How much longer can it last? The republicans and the rationalists have mostly been keeping their heads down this week as the tide of media-fanned national sentiment roars over them, but those who want to ‘modernise’ the country still further will be back soon enough. A monarchy is, after all, an offence against modernity. It is a hangup from an earlier, more organic age, which at its worst is a trapdoor to a particular type of tyranny (our new king’s ancestral namesake ended up with his head in a basket on this charge) but at its best is a bulwark against another: the money-power of the Machine. A monarchy is irrational, uncommercial and inexplicably mystical. It embodies tradition passed down through time. As such, it is deeply ‘unrepresentative’ according to the current, constipated definition of that word, and yet it manages somehow to represent the country better than any elected politician, celebrity, pundit or philosopher ever could.
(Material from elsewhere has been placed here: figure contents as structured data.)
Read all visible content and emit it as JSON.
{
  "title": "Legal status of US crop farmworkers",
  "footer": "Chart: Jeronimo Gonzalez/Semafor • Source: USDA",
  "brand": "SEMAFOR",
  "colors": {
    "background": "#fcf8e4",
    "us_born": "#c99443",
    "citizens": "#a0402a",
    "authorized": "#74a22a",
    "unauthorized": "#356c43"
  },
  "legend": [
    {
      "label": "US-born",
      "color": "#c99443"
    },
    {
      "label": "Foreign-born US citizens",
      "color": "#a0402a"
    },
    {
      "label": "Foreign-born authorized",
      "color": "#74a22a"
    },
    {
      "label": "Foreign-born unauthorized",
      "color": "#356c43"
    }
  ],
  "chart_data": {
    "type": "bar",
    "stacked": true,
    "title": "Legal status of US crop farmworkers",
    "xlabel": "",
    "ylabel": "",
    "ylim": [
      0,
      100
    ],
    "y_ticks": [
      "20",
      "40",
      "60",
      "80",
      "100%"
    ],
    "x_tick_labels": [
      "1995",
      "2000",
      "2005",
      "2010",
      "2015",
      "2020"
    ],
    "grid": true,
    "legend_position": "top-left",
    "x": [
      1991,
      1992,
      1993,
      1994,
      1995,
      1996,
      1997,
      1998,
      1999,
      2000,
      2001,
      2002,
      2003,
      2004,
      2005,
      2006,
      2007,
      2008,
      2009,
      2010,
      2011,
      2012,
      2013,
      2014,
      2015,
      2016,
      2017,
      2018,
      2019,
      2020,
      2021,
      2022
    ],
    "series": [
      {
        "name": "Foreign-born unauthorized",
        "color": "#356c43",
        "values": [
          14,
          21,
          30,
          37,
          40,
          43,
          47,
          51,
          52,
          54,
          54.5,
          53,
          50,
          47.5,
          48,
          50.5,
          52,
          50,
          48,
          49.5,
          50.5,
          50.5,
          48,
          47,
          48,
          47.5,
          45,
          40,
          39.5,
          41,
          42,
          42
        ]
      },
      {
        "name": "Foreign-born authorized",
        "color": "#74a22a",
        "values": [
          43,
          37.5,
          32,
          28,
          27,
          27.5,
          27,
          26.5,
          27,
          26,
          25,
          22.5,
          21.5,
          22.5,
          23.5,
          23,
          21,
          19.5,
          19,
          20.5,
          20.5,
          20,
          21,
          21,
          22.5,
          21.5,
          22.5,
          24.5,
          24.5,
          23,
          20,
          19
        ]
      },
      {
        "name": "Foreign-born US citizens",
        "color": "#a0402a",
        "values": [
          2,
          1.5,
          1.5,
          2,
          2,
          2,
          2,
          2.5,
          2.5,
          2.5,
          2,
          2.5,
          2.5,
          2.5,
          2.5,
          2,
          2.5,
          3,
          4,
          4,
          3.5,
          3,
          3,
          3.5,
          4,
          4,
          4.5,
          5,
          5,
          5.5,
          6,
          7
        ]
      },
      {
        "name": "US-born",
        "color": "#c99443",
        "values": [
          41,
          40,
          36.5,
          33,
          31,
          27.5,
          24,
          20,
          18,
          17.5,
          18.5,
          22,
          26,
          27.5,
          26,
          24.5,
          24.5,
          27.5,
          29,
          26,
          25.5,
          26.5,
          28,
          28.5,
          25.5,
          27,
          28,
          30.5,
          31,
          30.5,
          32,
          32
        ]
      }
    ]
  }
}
For all these reasons, a monarchy in the Machine age will always be in the crosshairs. It was impossible to take any effective shots against the popular, dutiful and largely silent Queen Elizabeth, but our new king is another matter. A pioneer of organic farming, a campaigner of behalf of a wounded natural world long before it was either profitable or fashionable, and a champion of traditional architecture, Britain now has a sovereign who quotes René Guénon, calls himself a traditionalist and, as I heard on my own recent visit, has spent more time than is publicly acknowleged on Mount Athos, the ancient centre of Orthodox Christianity. These traits - which naturally endear him to me - may, after his mother is safely buried, prove useful cudgels with which to attack him and the institution he represents.
What, after all, is the point of a monarch in the modern world? There is really only one: to represent a country and its history; to be a living embodiment of the spirit of a people. As such, the throne represents to its critics more than some putative offence against ‘democracy’: it stands for something whose very existence is increasingly contentious in its meaning, form and direction: the nation itself.